Aktor/ka do grania. Więcej wolności

- Nie wiem, czy są w Polsce teatry instytucjonalne, w których aktorzy/ki mogą zaproponować, co chcą robić, i wybrać sobie do tego reżysera albo reżyserkę. Bywają tak zwane sceny inicjatyw aktorskich, ale zwykle w niewielkim wymiarze - rozmowa Uli Kijak z Dorotą Glac i Martą Jalowską z Grupy Artystycznej Teraz Poliż.

Czego autorem/ką jest aktor/ka? Czy to się da określić?

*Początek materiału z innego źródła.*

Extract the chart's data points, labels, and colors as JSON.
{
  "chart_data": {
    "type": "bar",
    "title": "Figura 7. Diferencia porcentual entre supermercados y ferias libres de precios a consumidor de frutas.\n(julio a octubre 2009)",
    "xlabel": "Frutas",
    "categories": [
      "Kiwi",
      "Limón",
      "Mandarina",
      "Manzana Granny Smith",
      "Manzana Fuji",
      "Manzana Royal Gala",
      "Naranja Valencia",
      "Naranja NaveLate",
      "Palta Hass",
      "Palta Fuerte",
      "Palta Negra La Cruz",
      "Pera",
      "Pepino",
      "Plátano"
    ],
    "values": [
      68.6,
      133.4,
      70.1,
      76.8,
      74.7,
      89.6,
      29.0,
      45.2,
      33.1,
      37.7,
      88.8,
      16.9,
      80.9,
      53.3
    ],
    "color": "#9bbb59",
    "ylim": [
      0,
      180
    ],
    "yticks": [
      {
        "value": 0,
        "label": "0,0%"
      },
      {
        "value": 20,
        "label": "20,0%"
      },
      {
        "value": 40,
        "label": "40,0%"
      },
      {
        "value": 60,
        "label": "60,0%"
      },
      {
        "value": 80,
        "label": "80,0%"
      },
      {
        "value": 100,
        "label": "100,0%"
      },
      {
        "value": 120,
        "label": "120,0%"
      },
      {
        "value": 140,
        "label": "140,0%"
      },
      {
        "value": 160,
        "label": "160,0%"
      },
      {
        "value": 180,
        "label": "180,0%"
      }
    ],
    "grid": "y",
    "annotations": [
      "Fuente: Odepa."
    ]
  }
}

Dorota Glac: To zależy od tego, z kim się pracuje. Bo czasami jest tak, że ty wpadasz na coś i proponujesz, a czasami reżyser/ka mówi ci, że wyobraża sobie tę postać w jakiś sposób.

Marta Jalowska: W Teraz Poliż mam poczucie, że wszystko jest wypadkową naszej wspólnej pracy. Padają różne pomysły, ulegają przetworzeniom, łączą się z innymi i nie wiadomo dokładnie, kto jest autorką czego. Są takie pojedyncze sytuacje, że któraś z nas wymyśla coś bardzo konkretnego i wiadomo, że ona jest autorką tego pomysłu. Ale wydaje mi się, że zazwyczaj aktor/ka są po prostu autorami części pomysłów, które składają się na spektakl.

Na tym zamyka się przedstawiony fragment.